What's In Season In June: Odd Herbs, White Veggies, Purple Beans

In a world where it's always summer somewhere, it's nice when the season finally hits home. For chef Justin Walker of Earth at Hidden Pond in Kennebunkport, Maine, summer comes late. That doesn't mean he isn't excited about the treasures sprouting out of the restaurant's garden and his own farm, however.

"The best part about summer is being able to walk outside to your garden, the woods or a local market and come up with a dish," says the chef. "It's much better than staring at an electric box for inspiration." Walker utilizes the bounty of what Maine and nearby Massachusetts have to offer and cooks with the season's best from other states. His menu constantly evolves to focus on what's growing. Right now, he's having a ball playing with fragrant hyssop, firm purple wax beans and woody white asparagus.


For those of you who have gardens, plant this tasty, pretty herb right away!
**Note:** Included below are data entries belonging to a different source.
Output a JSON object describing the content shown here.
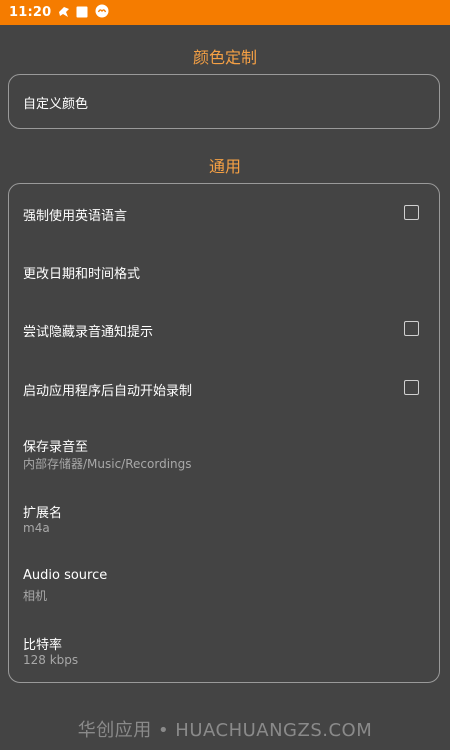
{
  "status_bar": {
    "time": "11:20",
    "icons": [
      "notification-bird-icon",
      "square-icon",
      "cat-icon"
    ],
    "background": "#f57c00"
  },
  "sections": {
    "color": {
      "title": "颜色定制",
      "items": [
        {
          "label": "自定义颜色"
        }
      ]
    },
    "general": {
      "title": "通用",
      "items": [
        {
          "label": "强制使用英语语言",
          "checked": false
        },
        {
          "label": "更改日期和时间格式"
        },
        {
          "label": "尝试隐藏录音通知提示",
          "checked": false
        },
        {
          "label": "启动应用程序后自动开始录制",
          "checked": false
        },
        {
          "label": "保存录音至",
          "value": "内部存储器/Music/Recordings"
        },
        {
          "label": "扩展名",
          "value": "m4a"
        },
        {
          "label": "Audio source",
          "value": "相机"
        },
        {
          "label": "比特率",
          "value": "128 kbps"
        }
      ]
    }
  },
  "watermark": "华创应用 • HUACHUANGZS.COM",
  "colors": {
    "accent": "#f5a044",
    "background": "#444444",
    "border": "#9a9a9a",
    "subtext": "#a8a8a8"
  }
}
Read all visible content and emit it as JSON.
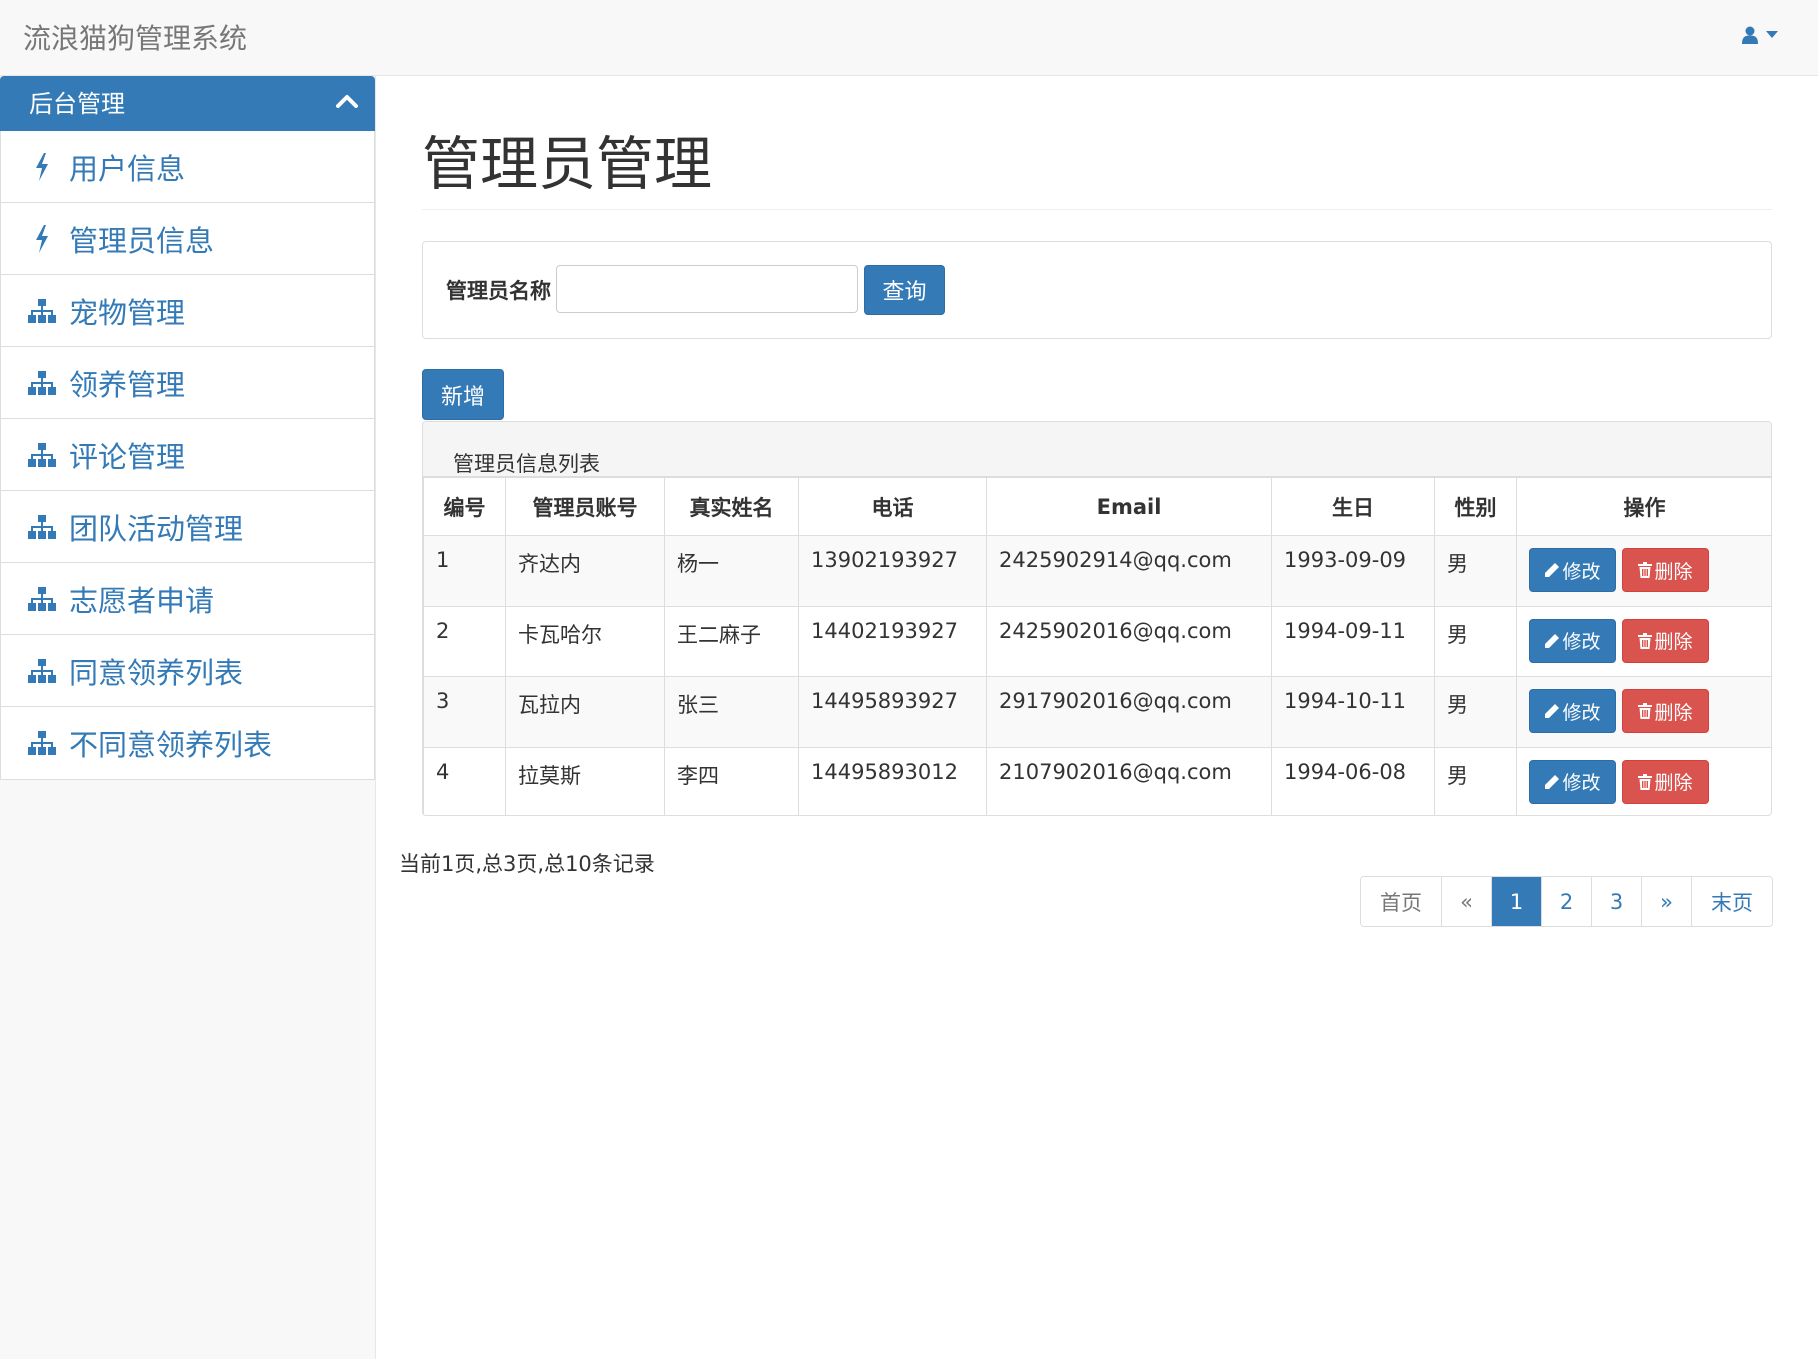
{
  "app": {
    "brand": "流浪猫狗管理系统"
  },
  "navbar": {
    "user_icon": "user-icon",
    "caret_icon": "caret-down-icon"
  },
  "sidebar": {
    "header": "后台管理",
    "items": [
      {
        "label": "用户信息",
        "icon": "bolt-icon"
      },
      {
        "label": "管理员信息",
        "icon": "bolt-icon"
      },
      {
        "label": "宠物管理",
        "icon": "sitemap-icon"
      },
      {
        "label": "领养管理",
        "icon": "sitemap-icon"
      },
      {
        "label": "评论管理",
        "icon": "sitemap-icon"
      },
      {
        "label": "团队活动管理",
        "icon": "sitemap-icon"
      },
      {
        "label": "志愿者申请",
        "icon": "sitemap-icon"
      },
      {
        "label": "同意领养列表",
        "icon": "sitemap-icon"
      },
      {
        "label": "不同意领养列表",
        "icon": "sitemap-icon"
      }
    ]
  },
  "page": {
    "title": "管理员管理",
    "search_label": "管理员名称",
    "search_value": "",
    "search_button": "查询",
    "add_button": "新增",
    "table_title": "管理员信息列表"
  },
  "table": {
    "columns": [
      "编号",
      "管理员账号",
      "真实姓名",
      "电话",
      "Email",
      "生日",
      "性别",
      "操作"
    ],
    "rows": [
      {
        "id": "1",
        "account": "齐达内",
        "name": "杨一",
        "phone": "13902193927",
        "email": "2425902914@qq.com",
        "birthday": "1993-09-09",
        "gender": "男"
      },
      {
        "id": "2",
        "account": "卡瓦哈尔",
        "name": "王二麻子",
        "phone": "14402193927",
        "email": "2425902016@qq.com",
        "birthday": "1994-09-11",
        "gender": "男"
      },
      {
        "id": "3",
        "account": "瓦拉内",
        "name": "张三",
        "phone": "14495893927",
        "email": "2917902016@qq.com",
        "birthday": "1994-10-11",
        "gender": "男"
      },
      {
        "id": "4",
        "account": "拉莫斯",
        "name": "李四",
        "phone": "14495893012",
        "email": "2107902016@qq.com",
        "birthday": "1994-06-08",
        "gender": "男"
      }
    ],
    "edit_label": "修改",
    "delete_label": "删除"
  },
  "pagination": {
    "summary": "当前1页,总3页,总10条记录",
    "first": "首页",
    "prev": "«",
    "pages": [
      "1",
      "2",
      "3"
    ],
    "active_page": "1",
    "next": "»",
    "last": "末页"
  },
  "colors": {
    "primary": "#337ab7",
    "danger": "#d9534f"
  }
}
Its tall, green-leafy stems are capped with bright purple flowers, and even when those are gone you can continue enjoying the leaves as an ingredient, just as Walker does in his kitchen. "I love hyssop, and we are using it in a couple of places," says the chef, who has incorporated the herb into ice cream, strawberry shortcake, mignonette and as a garnish for savory dishes. But what does this magical plant taste like? Walker describes it as a minty anise, so think clean, green, a little licorice-like and fresh — very fresh.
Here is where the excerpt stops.